Parvaz-e Zanbur
, di Jasmed Usmonov, Min Biong Hun, Tadjikistan, 1998, 35 mm.
con Muhammadjon Shodi, Mastura Ortik, Taghoymurod Rozik, Fakhiriddin Fakhiriddin
Altro film che segna l’esordio alla regia di due ex studenti. Usmonov e Biong Hun provengono infatti dal VGIK di
Mosca, tappa obbligatoria nella storia del cinema russo.
Parvaz-e Zanbur (The Flight of the Bee) è un film povero, un low-budjet, girato in condizioni estreme, con il suono in
mono e le immagini da documentario in bianco e nero, con un virato seppia che ci riporta alle vecchie produzioni del
cinema sovietico sulla guerra e sulla povertà.
La guerra civile in Tadjikistan non sembra però quì minimamente intaccare lo svolgimento di una storia che invece vuole solo insegnare i valori della semplicità e del rispetto.
Lontano assolutamente da qualsiasi descrizione realista, il film si dichiara sin da subito come fiaba. La storia di un
maestro, l’eroe, uomo con un forte senso di giustizia, a confronto con un vicino molto ricco e prepotente che ha
costruito il bagno nelle vicinanze del muro che separa le due case. L’insegnante cerca inutilmente giustizia andando dal sindaco che gli farfuglia qualcosa sulla proprietà privata (dietro la scrivania del sindaco, sulla parete, sorride ancora una grande foto di Lenin). Per vendicarsi l’insegnante decide di aquistare la casa vicina a quella del sindaco e di costruire a
sua volta un bagno sulla linea di confine che separa le due case. Finché, dopo molti tentativi fatti dal sindaco (leciti e
illeciti), l’insegnante abbandona il suo ostinato progetto, perché scopre che in fondo alla buca scavata c’è dell’acqua,
come qualcosa che nasce daccapo, e questo lo ricongiunge alla sua famiglia, oltre che a fargli abbandonare per sempre l’idea di una qualsiasi vendetta.

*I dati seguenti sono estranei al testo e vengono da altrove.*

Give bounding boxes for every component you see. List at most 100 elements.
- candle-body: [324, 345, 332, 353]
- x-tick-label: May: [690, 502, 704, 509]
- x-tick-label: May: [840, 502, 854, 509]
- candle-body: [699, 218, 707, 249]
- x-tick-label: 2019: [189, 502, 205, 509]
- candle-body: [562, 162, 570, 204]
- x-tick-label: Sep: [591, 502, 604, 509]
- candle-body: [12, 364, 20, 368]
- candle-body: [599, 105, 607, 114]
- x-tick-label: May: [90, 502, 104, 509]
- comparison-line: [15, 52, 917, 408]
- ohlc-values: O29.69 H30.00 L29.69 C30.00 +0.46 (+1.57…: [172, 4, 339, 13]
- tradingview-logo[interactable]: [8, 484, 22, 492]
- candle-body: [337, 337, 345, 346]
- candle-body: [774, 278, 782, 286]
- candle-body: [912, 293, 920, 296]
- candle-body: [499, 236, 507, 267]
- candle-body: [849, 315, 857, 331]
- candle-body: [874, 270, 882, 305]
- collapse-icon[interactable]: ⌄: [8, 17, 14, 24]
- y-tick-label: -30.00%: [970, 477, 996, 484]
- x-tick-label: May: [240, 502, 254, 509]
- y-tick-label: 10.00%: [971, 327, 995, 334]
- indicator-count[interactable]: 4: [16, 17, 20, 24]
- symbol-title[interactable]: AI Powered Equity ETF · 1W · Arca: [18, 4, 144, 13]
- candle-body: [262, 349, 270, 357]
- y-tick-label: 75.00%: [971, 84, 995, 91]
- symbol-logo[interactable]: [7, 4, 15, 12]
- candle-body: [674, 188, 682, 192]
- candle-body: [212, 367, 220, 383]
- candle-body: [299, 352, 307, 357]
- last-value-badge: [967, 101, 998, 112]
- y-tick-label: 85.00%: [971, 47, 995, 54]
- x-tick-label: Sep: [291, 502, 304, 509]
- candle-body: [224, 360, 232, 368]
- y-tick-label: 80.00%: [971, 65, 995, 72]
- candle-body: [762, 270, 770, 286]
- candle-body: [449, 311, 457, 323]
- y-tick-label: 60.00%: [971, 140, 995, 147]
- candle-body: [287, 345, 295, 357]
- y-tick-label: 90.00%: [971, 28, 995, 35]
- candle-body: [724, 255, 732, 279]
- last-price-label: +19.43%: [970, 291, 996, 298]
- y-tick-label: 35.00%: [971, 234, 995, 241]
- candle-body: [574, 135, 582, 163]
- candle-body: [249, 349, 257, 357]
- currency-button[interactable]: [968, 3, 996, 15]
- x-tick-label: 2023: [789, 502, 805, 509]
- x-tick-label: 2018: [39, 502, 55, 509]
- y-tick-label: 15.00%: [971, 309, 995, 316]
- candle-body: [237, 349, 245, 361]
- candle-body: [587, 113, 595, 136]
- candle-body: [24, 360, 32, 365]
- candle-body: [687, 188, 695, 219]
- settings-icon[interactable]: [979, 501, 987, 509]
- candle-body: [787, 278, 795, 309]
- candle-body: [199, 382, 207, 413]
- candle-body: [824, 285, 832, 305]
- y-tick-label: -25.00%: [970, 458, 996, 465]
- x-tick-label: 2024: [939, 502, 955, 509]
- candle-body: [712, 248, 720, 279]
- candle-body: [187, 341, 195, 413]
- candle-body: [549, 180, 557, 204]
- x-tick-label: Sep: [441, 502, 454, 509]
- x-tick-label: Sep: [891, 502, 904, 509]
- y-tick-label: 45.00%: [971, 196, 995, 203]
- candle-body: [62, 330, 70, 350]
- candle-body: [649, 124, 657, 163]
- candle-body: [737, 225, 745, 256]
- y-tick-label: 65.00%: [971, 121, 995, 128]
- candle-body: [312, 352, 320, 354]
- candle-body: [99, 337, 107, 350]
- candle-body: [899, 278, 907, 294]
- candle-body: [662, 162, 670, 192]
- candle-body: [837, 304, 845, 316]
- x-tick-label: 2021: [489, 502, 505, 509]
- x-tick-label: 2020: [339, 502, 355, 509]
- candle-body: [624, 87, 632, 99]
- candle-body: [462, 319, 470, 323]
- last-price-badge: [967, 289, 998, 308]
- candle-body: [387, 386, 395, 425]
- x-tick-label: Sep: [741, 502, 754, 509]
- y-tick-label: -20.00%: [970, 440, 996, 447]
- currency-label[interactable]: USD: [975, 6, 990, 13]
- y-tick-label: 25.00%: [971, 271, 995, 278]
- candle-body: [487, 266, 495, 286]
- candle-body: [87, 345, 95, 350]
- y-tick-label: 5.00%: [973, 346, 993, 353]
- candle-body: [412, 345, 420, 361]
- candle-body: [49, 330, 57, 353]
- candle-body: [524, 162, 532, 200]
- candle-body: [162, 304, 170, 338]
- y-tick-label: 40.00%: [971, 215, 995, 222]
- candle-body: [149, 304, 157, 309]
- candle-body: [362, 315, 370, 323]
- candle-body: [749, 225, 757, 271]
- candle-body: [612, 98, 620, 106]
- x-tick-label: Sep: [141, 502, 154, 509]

E’ un film semplice, piano, con una conduzione narrativa senza sbalzi e tutta incentrata nella rappresentazione di questa metafora etica che non tocca mai il tema della guerra civile pur spiegandone le cause più profonde, innanzi tutto la fusione tra il vecchio sistema burocratico e i nuovi elementi criminali contro cui la società riesce a reagire solo emozionalmente, non avendo la possibilità di poterlo fare politicamente.
La fiaba si affide ad una narrazione e a procedimenti di racconto descrittivi, da cui emergono i personaggi con le loro
ragioni; una conduzione leggera, quasi pacificata, anche quando ci racconta delle ingiustizie, consapevole, come lo
sono tutte le favole a lieto fine che vengono raccontate ai bambini, che tutto sarà risolto e che si potra ricominciare.